In Turin spielten die Münchner die vielleicht beste erste Halbzeit in der Guardiola-Ära. Am Ende stand dennoch nur ein 2:2 infolge vermeidbarer individueller Fehler. Im Rückspiel wirkten die Bayern lange Zeit wie gelähmt; die ersten 65,70 Minuten waren mit das Schlechteste, was ich vom FC Bayern in K.o.-Spielen der Champions League jemals gesehen habe.

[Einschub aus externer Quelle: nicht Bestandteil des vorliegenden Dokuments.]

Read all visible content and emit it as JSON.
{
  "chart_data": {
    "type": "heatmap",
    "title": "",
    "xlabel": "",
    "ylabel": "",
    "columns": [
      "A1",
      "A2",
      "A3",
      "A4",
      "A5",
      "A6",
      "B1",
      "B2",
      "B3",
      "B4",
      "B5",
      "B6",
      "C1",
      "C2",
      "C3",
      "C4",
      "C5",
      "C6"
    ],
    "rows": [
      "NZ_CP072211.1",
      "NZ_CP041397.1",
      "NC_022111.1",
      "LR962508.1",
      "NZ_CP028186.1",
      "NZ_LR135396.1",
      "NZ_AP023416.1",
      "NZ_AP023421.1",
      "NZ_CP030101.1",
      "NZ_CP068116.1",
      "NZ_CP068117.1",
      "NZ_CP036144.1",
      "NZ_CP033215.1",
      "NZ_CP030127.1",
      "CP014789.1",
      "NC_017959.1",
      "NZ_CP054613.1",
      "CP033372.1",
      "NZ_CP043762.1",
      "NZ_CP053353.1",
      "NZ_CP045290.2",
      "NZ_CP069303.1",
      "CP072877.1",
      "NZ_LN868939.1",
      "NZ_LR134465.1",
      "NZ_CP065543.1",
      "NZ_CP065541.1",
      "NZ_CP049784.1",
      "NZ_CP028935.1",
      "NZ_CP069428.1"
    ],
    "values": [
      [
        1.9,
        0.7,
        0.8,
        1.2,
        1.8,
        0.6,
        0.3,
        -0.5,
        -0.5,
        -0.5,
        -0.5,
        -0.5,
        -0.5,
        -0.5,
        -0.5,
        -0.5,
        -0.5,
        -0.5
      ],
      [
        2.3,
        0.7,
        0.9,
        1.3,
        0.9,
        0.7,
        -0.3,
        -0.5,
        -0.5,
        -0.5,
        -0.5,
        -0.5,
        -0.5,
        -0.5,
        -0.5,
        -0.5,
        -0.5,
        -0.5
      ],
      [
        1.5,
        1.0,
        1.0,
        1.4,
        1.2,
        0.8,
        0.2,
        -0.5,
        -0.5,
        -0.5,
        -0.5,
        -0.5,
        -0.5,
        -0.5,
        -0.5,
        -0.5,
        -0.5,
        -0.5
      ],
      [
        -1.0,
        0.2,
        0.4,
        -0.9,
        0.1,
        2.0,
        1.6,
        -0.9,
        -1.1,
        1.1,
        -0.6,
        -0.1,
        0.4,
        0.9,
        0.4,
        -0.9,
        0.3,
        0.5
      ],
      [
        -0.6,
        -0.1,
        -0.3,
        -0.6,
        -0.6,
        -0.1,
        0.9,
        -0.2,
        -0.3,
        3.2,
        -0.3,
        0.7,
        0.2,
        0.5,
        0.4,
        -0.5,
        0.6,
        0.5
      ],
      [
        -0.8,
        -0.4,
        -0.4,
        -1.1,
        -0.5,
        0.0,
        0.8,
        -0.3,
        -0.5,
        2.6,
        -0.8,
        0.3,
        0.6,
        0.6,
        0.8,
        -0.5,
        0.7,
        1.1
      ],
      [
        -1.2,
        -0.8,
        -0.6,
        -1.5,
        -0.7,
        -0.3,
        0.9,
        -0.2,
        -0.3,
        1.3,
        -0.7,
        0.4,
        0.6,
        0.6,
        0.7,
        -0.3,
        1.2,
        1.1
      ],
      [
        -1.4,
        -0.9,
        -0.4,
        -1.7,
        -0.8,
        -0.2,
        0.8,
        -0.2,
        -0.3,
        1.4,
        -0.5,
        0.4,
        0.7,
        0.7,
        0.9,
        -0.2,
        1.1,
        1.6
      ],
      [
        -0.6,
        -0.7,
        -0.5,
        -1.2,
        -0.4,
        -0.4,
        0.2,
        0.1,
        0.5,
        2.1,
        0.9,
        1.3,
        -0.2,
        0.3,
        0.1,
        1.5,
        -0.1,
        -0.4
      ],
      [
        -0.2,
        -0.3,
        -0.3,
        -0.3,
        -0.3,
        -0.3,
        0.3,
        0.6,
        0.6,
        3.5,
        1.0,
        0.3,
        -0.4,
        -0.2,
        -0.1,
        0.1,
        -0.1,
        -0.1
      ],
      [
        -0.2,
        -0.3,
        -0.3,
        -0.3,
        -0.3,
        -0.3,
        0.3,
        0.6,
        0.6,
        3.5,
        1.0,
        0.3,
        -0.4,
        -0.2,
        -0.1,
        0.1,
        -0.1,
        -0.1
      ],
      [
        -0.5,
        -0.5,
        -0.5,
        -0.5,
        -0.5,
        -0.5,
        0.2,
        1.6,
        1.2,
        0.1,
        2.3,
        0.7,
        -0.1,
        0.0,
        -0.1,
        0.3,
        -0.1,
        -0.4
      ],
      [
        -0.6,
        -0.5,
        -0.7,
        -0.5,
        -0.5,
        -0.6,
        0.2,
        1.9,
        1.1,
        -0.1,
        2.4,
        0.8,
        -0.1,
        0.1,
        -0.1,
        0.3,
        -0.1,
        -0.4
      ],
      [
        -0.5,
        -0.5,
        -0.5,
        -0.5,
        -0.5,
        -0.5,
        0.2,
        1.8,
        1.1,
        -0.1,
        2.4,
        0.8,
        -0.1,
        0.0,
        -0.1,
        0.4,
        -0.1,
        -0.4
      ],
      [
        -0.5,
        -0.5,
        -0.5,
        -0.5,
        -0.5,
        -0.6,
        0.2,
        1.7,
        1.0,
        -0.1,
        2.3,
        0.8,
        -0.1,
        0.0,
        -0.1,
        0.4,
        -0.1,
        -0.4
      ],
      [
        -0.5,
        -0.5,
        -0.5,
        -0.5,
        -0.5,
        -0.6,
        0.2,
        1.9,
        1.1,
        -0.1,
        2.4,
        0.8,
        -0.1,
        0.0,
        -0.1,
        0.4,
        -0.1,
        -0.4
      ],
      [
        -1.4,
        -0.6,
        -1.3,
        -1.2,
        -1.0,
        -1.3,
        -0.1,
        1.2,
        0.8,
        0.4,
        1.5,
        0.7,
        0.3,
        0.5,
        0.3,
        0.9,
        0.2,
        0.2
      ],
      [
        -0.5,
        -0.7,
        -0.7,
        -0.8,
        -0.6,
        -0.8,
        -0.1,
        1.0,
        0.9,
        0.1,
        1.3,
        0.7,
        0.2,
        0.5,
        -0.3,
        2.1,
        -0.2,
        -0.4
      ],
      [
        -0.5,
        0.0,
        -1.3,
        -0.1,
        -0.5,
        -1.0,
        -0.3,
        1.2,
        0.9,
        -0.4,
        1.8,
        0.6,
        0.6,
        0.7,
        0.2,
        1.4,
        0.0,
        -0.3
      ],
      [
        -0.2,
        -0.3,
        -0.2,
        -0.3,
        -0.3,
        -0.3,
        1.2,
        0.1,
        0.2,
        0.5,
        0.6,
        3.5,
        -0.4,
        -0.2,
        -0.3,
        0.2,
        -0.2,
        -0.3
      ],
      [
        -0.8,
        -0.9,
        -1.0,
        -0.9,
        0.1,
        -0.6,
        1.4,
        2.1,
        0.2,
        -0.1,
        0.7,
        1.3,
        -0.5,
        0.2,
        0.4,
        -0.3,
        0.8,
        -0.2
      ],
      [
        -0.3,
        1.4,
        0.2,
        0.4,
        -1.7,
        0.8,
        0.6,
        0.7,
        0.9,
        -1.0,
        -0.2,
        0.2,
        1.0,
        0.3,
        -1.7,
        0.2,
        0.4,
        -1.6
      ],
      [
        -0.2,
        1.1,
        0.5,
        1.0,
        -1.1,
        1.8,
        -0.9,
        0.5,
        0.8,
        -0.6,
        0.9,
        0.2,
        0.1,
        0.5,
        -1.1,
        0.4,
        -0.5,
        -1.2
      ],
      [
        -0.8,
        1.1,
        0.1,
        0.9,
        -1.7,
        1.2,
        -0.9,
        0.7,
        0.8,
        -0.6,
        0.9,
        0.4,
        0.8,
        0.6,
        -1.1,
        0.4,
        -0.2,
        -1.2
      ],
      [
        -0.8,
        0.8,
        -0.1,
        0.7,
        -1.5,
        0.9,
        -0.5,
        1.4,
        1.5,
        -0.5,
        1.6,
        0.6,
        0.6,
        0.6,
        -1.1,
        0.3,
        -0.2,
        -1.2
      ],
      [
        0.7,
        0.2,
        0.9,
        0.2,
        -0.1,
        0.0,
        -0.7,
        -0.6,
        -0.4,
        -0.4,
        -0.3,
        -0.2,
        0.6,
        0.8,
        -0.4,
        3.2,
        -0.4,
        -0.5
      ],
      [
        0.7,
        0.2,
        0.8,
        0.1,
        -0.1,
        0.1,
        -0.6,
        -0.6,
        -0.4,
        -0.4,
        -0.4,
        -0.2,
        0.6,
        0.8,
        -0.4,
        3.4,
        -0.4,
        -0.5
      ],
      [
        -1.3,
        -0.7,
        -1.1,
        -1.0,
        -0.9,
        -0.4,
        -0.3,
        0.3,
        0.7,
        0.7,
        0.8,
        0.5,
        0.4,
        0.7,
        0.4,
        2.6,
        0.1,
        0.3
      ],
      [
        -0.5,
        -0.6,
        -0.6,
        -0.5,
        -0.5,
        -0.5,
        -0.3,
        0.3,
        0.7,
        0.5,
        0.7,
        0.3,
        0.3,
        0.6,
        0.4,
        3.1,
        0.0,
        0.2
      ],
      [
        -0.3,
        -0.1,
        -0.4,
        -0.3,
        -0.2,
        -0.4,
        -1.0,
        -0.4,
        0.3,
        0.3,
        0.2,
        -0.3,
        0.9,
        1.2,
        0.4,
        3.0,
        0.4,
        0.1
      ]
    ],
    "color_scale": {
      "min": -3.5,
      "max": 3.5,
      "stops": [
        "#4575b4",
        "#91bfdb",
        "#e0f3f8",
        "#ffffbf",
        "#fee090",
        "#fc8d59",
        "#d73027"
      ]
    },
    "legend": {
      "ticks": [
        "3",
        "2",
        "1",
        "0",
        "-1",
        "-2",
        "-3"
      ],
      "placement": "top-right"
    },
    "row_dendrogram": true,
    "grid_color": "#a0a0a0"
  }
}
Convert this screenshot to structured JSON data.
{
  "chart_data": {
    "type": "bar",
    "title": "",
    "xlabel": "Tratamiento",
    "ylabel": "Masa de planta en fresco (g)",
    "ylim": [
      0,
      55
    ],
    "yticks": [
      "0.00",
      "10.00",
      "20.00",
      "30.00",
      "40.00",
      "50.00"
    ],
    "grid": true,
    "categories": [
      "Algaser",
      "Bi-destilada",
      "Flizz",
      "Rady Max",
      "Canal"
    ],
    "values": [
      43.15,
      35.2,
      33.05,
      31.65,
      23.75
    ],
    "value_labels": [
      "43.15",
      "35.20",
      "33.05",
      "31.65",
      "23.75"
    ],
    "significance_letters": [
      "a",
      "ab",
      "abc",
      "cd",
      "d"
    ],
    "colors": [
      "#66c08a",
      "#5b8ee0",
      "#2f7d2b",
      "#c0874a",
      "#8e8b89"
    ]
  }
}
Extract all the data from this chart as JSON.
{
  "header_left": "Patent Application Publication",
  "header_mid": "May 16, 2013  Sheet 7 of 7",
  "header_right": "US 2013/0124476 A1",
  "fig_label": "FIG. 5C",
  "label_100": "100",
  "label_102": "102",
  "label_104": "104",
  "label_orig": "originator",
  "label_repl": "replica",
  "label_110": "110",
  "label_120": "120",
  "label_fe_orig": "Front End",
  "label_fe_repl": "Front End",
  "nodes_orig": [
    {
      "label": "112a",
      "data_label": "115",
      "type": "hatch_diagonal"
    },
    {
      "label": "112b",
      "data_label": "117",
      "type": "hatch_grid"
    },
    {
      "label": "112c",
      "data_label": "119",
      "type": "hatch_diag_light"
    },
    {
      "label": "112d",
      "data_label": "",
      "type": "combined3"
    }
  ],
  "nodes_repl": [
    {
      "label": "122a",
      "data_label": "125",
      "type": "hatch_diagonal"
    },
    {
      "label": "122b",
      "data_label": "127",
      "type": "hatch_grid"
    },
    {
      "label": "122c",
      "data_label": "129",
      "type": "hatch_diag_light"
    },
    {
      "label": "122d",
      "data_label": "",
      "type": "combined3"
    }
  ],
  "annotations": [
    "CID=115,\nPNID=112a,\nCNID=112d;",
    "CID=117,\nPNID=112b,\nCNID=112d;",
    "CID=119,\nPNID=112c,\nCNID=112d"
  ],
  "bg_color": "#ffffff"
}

Und gegen Benfica konnten sie einen perfekten Start nicht zu einem Ergebnis ausbauen, das aus der Reise nach Lissabon einen gemütlichen Betriebsausflug gemacht hätte. Im Gegenteil: Ein offensiv biederes Benfica ließ zwei hundertprozentige Chancen aus, resultierend abermals aus individuellen Fehlern im Münchner Abwehrverbund.

In meinen Augen haben einige Spieler, die sonst zuverlässige Leistungen in Serie abliefern, keine Topform: David Alaba, Thiago, Thomas Müller, um nur ein paar zu nennen. Das kann sich ein Triple-Anwärter in den entscheidenden sechs Wochen nicht erlauben. Zudem fehlen mit Jerome Boateng und Arjen Robben zwei eminent wichtige Säulen wohl noch mindestens ein, zwei Wochen.

Weder Real Madrid noch Manchester City haben mich Dienstagabend vom Hocker gerissen. Doch für mich bleibt der FC Barcelona der große Favorit auf den Champions-League-Titel. Daran ändern die letzten zwei, drei schwächeren Spiele nichts. Barca leistet sich halt eine kleine Schwächeperiode, die der Bayern dauert dagegen schon ein paar Wochen an.

Natürlich kann der Turnaround noch kommen, dafür ist in allen Bereichen zu viel Qualität vorhanden. Aber ich traue es Pep Guardiola nicht zu, die Mannschaft so hinzubekommen, dass er den Heynckes macht und sich sich mit dem Triple Richtung Manchester verabschiedet. Die von Lahm angesprochenen Probleme sind zusammen mit den Formschwankungen wichtiger Spieler und der Ungewissheit über den Genesungsprozess von Boateng und Robben für mich ein paar Baustellen zu viel.